The Jaguars worked with Boselli’s wife of 27 years, Angi, to shoot the video of Boselli’s dying father. Boselli Sr. had spent some of his final months near his son in Jacksonville while receiving treatment for melanoma. He died on Memorial Day 2021.
The team’s video team cut the nine-minute video down to a 90-second clip for the HOF party, with Boselli Sr. sharing his thoughts in a voice softened by cancer treatments.
“He was a really tough character. He was tough in every sport and in everything he did. He was the hardest hitting player on the team. Today Tony Boselli is a hard working man” , said the elder Boselli. “In fact, I often said to Tony, ‘Stop working so hard. You work too many hours and you do too much. He says, “Dad, it’s okay, because you were also a hard working man, and you supported us and you always showed us how to be that kind of character.”
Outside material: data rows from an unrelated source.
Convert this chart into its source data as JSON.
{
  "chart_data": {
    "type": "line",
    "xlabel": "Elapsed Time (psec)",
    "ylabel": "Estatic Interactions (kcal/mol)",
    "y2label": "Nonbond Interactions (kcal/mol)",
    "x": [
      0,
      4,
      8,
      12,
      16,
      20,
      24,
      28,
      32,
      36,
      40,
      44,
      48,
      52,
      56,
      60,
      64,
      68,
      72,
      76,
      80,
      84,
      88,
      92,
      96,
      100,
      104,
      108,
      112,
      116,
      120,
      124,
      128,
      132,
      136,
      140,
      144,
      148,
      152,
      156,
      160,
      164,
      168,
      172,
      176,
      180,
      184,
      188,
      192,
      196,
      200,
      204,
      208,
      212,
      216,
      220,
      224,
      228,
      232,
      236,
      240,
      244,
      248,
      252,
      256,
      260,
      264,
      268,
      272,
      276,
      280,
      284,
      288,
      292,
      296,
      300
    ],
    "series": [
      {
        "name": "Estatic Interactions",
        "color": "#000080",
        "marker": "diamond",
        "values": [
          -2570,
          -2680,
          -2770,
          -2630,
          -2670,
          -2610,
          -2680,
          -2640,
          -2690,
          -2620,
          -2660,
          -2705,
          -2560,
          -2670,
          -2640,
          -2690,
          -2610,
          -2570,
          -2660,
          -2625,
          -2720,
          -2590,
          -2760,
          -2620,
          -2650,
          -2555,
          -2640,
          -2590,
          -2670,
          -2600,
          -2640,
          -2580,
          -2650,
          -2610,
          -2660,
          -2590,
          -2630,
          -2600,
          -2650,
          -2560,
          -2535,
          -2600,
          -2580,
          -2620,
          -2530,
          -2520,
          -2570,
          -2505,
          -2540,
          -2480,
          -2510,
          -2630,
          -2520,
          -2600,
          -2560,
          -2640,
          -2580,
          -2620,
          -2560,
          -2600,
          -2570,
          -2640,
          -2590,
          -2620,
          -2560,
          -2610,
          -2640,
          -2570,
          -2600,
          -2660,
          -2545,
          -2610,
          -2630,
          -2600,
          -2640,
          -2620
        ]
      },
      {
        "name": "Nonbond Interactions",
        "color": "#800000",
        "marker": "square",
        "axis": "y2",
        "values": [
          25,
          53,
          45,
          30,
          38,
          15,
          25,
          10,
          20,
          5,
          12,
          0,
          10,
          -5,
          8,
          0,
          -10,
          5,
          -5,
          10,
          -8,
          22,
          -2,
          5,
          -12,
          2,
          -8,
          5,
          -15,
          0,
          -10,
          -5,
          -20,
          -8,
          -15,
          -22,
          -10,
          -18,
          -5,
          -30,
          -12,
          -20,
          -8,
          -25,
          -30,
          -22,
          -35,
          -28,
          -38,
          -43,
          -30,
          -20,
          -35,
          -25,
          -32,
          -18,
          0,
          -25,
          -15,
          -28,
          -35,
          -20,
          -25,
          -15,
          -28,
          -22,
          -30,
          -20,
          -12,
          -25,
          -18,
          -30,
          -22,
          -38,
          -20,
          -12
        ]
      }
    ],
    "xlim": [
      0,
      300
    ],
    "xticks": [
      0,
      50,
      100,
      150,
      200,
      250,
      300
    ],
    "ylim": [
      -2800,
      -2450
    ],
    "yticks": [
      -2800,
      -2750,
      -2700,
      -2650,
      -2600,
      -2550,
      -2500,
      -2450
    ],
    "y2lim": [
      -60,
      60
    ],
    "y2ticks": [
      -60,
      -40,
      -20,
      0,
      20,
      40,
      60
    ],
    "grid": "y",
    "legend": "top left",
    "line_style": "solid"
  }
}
“Tony was the most gifted athlete ever. I would like to share with him how proud I am of what he achieved through his years of football, through his years of being a man , and everything he did to get to this position. Because he did more than just play football to get to this position. He really is a great man.”
And now he has a gold jacket to wear and a moving video to watch.